The project works by defining a hierarchy of parts. At the top is the Creature class, which handles the physics of moving toward the mouse, including acceleration, friction, and rotation. Attached to the creature is a long chain of Segment objects that form the spine and tail. Each segment is programmed to stay a specific distance from its "parent" segment, creating a trailing effect as the head moves.

document.addEventListener("mousemove", function(event) {
  Input.mouse.x = event.clientX;
  Input.mouse.y = event.clientY;
});

This event listener constantly updates the mouse coordinates so the creature knows exactly where to travel.

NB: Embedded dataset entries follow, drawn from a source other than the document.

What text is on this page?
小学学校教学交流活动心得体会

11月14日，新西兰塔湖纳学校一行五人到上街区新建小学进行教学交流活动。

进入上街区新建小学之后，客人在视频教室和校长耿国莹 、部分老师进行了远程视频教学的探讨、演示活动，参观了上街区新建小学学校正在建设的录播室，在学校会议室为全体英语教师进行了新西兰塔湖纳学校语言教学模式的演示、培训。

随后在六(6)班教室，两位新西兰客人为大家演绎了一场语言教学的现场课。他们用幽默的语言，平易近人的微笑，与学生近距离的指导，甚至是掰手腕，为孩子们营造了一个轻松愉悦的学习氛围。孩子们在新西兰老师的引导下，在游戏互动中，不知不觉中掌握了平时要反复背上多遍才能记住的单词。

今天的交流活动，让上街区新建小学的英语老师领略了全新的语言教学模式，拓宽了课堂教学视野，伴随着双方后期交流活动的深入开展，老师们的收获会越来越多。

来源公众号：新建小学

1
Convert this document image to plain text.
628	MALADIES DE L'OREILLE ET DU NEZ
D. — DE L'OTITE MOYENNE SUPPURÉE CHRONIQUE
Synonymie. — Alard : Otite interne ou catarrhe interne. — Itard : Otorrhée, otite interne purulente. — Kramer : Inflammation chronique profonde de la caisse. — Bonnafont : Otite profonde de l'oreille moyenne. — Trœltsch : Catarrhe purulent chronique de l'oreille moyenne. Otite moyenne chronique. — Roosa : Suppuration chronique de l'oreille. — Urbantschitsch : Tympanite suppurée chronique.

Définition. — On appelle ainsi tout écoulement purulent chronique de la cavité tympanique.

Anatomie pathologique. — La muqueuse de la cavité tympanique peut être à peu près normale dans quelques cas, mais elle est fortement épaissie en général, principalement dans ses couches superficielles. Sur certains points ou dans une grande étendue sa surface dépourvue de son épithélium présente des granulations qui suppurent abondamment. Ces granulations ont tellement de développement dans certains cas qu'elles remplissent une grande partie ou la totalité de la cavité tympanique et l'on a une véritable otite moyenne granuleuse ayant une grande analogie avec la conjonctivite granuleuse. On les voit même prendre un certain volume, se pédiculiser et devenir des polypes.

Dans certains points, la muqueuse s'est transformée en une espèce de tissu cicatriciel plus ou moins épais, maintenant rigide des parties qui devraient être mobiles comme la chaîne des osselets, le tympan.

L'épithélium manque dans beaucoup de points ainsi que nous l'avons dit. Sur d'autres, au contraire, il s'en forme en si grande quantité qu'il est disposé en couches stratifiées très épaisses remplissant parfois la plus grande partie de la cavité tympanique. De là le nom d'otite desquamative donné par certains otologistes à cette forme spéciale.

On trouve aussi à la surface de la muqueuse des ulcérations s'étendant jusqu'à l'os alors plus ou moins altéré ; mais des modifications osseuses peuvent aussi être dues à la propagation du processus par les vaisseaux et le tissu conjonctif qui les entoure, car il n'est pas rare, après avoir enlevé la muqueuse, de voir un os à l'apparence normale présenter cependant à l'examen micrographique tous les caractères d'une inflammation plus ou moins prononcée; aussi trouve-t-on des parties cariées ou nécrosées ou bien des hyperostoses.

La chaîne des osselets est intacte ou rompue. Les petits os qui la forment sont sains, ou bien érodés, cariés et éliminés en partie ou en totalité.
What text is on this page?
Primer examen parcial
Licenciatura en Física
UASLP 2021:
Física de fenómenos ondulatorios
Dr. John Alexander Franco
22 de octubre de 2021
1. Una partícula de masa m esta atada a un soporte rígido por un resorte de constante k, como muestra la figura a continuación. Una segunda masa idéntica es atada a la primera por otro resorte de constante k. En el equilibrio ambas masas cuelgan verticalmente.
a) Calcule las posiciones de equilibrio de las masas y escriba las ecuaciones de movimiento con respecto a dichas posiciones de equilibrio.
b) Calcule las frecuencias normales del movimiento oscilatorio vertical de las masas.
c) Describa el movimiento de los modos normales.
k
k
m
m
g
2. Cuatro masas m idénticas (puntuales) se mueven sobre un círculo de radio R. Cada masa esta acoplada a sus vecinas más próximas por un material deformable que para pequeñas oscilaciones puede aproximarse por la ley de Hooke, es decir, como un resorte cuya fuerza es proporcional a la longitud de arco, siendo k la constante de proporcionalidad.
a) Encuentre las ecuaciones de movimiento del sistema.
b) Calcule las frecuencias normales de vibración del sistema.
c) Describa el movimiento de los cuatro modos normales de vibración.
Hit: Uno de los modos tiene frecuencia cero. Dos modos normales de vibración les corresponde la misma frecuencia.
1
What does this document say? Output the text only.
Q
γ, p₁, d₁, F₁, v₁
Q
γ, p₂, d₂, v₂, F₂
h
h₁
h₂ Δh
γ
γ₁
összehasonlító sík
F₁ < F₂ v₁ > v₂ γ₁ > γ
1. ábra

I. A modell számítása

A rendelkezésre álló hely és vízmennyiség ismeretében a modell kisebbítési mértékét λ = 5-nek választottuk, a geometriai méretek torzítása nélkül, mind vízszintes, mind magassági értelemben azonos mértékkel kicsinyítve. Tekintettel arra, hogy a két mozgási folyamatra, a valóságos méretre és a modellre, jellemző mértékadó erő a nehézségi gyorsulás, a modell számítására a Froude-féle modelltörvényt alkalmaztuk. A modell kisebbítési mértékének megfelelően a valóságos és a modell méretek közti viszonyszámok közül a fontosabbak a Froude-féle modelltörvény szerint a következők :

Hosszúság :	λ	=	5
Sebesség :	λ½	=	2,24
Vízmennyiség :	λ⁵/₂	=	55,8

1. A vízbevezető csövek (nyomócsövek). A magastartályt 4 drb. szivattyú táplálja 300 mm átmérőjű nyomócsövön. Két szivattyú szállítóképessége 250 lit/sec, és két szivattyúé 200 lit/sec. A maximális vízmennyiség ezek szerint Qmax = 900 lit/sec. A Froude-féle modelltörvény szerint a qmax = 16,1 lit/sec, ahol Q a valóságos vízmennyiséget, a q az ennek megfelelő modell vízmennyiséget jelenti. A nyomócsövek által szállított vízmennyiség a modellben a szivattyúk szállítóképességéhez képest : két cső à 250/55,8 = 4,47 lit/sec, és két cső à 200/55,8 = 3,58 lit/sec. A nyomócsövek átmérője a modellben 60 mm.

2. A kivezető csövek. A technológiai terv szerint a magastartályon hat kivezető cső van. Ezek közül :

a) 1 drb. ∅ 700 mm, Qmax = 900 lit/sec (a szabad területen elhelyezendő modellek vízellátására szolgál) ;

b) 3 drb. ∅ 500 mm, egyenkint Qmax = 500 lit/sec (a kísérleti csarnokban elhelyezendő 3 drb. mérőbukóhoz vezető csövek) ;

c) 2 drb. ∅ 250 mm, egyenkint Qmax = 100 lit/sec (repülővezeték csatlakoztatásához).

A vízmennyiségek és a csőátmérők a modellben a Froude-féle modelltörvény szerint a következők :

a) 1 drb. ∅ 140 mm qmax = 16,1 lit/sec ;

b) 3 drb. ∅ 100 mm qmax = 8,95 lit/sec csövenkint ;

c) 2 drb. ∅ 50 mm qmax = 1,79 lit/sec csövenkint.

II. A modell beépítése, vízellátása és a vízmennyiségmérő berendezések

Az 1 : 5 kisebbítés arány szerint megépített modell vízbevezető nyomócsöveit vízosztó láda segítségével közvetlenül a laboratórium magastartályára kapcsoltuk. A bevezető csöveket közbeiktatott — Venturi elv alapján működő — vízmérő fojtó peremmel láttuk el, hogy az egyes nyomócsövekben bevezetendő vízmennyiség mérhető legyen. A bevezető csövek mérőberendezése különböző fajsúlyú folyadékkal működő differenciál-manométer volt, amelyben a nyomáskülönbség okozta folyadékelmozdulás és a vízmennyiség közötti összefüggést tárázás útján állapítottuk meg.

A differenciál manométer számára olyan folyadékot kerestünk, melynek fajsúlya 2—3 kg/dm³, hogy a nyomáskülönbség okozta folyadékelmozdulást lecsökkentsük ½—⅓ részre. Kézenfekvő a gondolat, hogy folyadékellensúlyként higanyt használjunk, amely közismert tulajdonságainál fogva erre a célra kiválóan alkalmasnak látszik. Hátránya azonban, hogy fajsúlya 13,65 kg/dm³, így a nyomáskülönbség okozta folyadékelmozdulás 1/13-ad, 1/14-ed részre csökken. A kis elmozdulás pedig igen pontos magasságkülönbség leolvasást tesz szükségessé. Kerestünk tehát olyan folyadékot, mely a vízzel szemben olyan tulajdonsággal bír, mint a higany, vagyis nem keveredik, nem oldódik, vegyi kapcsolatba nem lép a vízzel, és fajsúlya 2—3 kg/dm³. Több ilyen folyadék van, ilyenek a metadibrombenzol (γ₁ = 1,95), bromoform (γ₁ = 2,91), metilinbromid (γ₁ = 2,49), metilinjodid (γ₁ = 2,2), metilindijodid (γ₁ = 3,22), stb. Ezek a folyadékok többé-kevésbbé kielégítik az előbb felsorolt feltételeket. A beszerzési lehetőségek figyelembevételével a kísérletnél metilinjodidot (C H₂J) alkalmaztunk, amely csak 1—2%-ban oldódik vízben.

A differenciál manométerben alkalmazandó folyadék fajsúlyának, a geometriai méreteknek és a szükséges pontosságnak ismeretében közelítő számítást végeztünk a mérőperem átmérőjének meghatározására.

The legs are managed by a specialized LegSystem. Unlike the body segments that simply follow one another, the legs have "stepping" logic. A leg stays planted in one spot until the creature's body moves too far away; once a threshold is reached, the leg quickly swings forward to a new "goal" position to catch up. This mimics how real animals walk and prevents the legs from simply dragging behind the body.

class Segment {
  constructor(parent, size, angle, range, stiffness) {
    this.parent = parent; 
    this.size = size; 
    this.absAngle = parent.absAngle + angle;
    // ... logic to calculate position based on parent
  }
}

The Segment class is the fundamental building block used to construct the spine, ribs, and limbs by connecting pieces together in a chain.

Everything is rendered onto an HTML5 Canvas element that fills the entire browser window. The animation runs on a timer that clears the screen and redraws the creature every 33 milliseconds. This high-speed refreshing, combined with the physics calculations, creates the illusion of a living, skeletal organism reacting in real-time to the user's input.

setInterval(function() {
  ctx.clearRect(0, 0, canvas.width, canvas.height);
  critter.follow(Input.mouse.x, Input.mouse.y);
}, 33);

This loop is the "heartbeat" of the project, clearing the canvas and recalculating the creature's position roughly 30 times per second.